The first of the Upper Keys reachable by car, 30-mile-long Key Largo is also the largest island in the chain. Key Largo—named Cayo Largo ("Long Key") by the Spanish—makes a great introduction to the region.
The history of Largo is similar to that of the rest of the Keys, with its succession of native people, pirates, wreckers, and developers. The first settlement on Key Largo was named Planter, back in the days of
pineapple, and later, key lime plantations. For a time it was a convenient shipping port, but when the railroad arrived, Planter died on the vine. Today three communities—North Key Largo, Key Largo, and Tavernier—make up the whole of Key Largo.

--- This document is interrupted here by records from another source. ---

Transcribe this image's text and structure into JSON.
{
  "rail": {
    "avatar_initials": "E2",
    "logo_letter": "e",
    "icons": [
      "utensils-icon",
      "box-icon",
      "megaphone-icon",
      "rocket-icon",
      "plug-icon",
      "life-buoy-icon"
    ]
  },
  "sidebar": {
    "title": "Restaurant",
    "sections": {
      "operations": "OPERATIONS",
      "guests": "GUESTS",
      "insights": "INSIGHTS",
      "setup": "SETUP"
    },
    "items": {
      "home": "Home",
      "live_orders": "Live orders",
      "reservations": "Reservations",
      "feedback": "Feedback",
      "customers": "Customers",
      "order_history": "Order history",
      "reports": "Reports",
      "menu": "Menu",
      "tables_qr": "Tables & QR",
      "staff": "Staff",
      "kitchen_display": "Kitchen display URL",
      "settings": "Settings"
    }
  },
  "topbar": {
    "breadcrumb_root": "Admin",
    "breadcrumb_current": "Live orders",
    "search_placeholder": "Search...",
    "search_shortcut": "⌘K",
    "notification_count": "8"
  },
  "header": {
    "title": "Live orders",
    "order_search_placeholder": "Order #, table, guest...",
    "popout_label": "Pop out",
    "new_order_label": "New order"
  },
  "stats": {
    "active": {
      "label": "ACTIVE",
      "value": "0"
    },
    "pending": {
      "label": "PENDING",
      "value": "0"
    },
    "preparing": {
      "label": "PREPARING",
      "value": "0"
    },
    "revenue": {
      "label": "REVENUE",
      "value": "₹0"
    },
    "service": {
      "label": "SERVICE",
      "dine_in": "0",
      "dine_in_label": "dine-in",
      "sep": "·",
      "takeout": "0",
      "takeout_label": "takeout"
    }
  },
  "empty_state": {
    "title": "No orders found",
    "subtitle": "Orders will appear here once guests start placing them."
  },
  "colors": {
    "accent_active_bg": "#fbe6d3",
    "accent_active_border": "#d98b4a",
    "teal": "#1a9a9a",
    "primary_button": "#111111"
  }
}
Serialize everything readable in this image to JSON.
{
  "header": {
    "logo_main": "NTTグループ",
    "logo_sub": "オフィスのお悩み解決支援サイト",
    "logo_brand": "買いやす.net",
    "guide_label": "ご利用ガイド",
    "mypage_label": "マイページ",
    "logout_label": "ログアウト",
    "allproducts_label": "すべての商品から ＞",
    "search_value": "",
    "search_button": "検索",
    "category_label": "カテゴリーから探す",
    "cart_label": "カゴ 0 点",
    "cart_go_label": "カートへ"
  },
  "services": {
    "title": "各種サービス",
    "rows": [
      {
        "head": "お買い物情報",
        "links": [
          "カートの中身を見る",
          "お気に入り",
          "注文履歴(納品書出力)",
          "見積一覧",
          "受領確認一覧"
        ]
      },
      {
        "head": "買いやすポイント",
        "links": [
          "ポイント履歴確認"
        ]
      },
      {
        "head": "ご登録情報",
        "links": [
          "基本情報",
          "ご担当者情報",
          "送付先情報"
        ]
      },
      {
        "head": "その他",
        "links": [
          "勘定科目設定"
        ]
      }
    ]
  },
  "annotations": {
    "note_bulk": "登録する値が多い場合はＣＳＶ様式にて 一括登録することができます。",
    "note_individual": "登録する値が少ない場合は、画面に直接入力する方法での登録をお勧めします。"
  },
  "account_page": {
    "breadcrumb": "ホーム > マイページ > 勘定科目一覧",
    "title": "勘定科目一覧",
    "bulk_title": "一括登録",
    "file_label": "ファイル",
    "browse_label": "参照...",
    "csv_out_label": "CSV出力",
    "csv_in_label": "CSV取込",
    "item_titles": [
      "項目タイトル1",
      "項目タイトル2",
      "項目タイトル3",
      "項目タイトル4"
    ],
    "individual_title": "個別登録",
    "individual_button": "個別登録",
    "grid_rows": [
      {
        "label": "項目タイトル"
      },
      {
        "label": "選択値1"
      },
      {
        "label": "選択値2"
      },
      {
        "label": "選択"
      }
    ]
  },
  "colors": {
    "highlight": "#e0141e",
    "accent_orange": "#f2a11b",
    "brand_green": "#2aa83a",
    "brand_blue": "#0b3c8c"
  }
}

If you've never tried diving, Key Largo is the perfect place to learn. Dozens of companies will be more than happy to show you the ropes. Nobody comes to Key Largo without visiting John Pennekamp Coral Reef State Park, one of the jewels of the state-park system. Also popular is the adjacent Key Largo National Marine Sanctuary, which encompasses about 190 square miles of coral reefs, sea grass beds, and mangrove estuaries. Both are good for underwater exploration.
Fishing is the other big draw, and world records are broken regularly. There are plenty of charter operations to help you find the big ones and teach you how to hook the elusive (but inedible) bonefish, sometimes known as the ghost fish. On land, restaurants will cook your catch or dish up their own offerings with inimitable style.
Key Largo offers all the conveniences of a major resort town, with most businesses lined up along Overseas Highway (U.S. 1), the four-lane highway that runs down the middle of the island. Cars whiz past at all hours—something to remember when you're booking a room. Most lodgings are on the highway, so you'll want to be as far from the road as possible.